James kept to his daily routine that Sunday morning: wake up, brew coffee and put two eggs on to boil, drink water, take shower, brush teeth and hair, put on sweats, make one cup of coffee and two slices of toast, peel and eat eggs, wash hands, wipe crumbs off face, check the day’s agenda again, grab beanie, bubble jacket, and keys, go about day. James checked his mail. A card-sized envelope lay between the gas and light bills. There was a name that James had longed to see for five years. Now that it was before him, James feared what the envelope held. He stuffed the mail into his inner jacket pocket.

The Chicago winter breeze cut at James’ throat as he stepped from the entrance of his 2-flat apartment building onto East 76th Street. He walked four blocks west to Stony Island. He didn’t want to, but James flashbacked to that day in Dededo, Guam.


The USS Carl Vinson docked in Guam on January 13, 2008. It was 17 days after it the ship was originally scheduled to dock. The anxieties of the younger Seamen on their first deployment were palpable. Their anxiety rose exponentially each day their ship was extended at sea. Fraught with longing to stand on actual land and sexual tension that only local women could relieve, hostility and discomfort intensified. Petty Officer Third Class Michael Evans hurled insults and epithets at James and his best friend, Seaman Aaron Brown. If James found himself walking down a narrow galley and Evans was walking towards him, Evans shoved or shouldered him. Evans sneered at him in the mess hall and forced him off the benches in the gym.

One day Evans saw James reading Giovanni’s Room by James Baldwin and said loud enough for the whole bunk to hear:

“How can you read that? Wasn’t James Baldwin gay?”

Another time, Evans saw James writing on a white legal pad and accused him of writing a love letter to his boyfriend back home.

James was used to this sort of bullying. He was slender with a light skin complexion. He had been called a “pretty boy” all his life, both as a compliment from the girls who had crushes on him, and from the guys who envied the attention James received for his apparent mixed ancestry. James had always been introverted and mercilessly private. He preferred having only a few close friends. He figured that because he was quiet and no one knew much about him, they made up facts to fill in the blanks. They whispered about him or hurled what they deemed insults at him. James, however, was impervious to the noise around him. It was James’ ability to remain unaffected that incensed Evans.

When the ship finally docked at port in Guam, James looked for a bookstore with his best and only friend on the ship, Aaron. They were looking for more Baldwin; neither had read Another Country. After spending over two hours at Bestseller bookstore, James and Aaron walked into the sticky night air towards the restaurants they passed on the way to the bookstore.
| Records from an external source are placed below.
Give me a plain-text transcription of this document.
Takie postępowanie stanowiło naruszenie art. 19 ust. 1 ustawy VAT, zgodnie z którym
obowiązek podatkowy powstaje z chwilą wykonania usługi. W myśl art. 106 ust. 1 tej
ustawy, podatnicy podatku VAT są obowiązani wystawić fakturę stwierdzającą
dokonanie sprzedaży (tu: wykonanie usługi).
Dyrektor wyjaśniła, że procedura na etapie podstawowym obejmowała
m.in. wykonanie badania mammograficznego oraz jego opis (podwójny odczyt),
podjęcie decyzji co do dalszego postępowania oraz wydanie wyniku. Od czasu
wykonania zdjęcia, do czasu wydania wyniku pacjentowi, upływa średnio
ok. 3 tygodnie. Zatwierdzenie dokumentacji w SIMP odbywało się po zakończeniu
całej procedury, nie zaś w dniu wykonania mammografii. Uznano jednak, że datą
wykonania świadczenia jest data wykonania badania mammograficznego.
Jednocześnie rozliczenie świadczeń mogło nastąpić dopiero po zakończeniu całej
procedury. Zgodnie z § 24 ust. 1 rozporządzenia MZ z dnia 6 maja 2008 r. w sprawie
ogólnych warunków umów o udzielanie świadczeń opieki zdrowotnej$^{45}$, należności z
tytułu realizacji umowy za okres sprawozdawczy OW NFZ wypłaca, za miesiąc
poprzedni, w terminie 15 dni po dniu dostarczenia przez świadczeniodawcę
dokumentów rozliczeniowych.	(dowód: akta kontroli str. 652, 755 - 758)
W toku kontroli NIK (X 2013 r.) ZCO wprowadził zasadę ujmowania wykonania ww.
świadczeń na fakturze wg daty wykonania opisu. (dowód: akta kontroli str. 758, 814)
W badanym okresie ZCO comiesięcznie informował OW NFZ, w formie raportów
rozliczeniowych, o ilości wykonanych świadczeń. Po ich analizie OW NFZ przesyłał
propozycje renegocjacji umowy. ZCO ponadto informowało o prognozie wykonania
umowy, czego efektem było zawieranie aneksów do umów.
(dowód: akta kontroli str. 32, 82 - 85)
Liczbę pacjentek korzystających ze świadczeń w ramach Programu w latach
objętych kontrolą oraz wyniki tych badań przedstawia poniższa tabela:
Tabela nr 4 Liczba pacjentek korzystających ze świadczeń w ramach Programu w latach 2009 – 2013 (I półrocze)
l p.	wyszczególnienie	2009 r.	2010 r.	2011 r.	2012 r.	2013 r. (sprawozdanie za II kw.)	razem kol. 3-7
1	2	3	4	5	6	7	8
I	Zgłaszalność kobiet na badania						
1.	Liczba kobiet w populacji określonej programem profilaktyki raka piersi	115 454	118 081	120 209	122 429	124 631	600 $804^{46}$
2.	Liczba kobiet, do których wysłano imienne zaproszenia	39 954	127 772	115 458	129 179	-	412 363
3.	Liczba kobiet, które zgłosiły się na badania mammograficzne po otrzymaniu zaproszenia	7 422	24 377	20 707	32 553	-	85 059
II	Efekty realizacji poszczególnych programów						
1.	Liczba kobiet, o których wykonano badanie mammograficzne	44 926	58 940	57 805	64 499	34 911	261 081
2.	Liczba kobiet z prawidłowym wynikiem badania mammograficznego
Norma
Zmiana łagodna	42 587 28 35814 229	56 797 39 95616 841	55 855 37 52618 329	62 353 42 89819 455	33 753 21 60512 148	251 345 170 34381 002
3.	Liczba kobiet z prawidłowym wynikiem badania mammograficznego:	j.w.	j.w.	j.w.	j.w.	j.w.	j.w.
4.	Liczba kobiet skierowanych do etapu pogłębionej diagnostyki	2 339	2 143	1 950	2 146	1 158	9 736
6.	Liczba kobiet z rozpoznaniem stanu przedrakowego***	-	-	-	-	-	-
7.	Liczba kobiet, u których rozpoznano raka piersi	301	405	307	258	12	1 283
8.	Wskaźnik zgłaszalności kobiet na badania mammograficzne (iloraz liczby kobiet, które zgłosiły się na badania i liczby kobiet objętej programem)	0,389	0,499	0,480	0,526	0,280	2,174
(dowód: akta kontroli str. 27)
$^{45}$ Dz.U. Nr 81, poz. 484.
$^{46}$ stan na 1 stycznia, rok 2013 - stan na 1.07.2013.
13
Aaron and James grew up together in Hyde Park, Chicago. They went to the University of Chicago Lab Schools since sixth grade, when James’ family was finally awarded enough financial aid to afford to send him there. James knew he was one of about 10% of students who received financial aid. Aaron was from one of Chicago’s most influential Black families. He grew up in a Hyde Park mansion and he never made James feel excluded or less-than because James could not afford some of the experiences Aaron was privileged to have. They graduated from high school together and enlisted together. Aaron joined because he wanted to be included in his family’s illustrious history of naval service. James joined because it was the only way he could afford college, because his father had a distinguished career in the Army and wanted him to join up, and because his best friend was going to the Navy.


The stuffy heat caught in James’ throat as he walked through the automatic doors into Jewel grocery store. The contrast in temperature from the biting winter wind brought James back to the present moment. He grabbed a handheld basket and pulled out his pocket notebook to consult his grocery list. Standing in the vestibule, James’ memory abruptly took him back to that night when he and Aaron ran into Evans.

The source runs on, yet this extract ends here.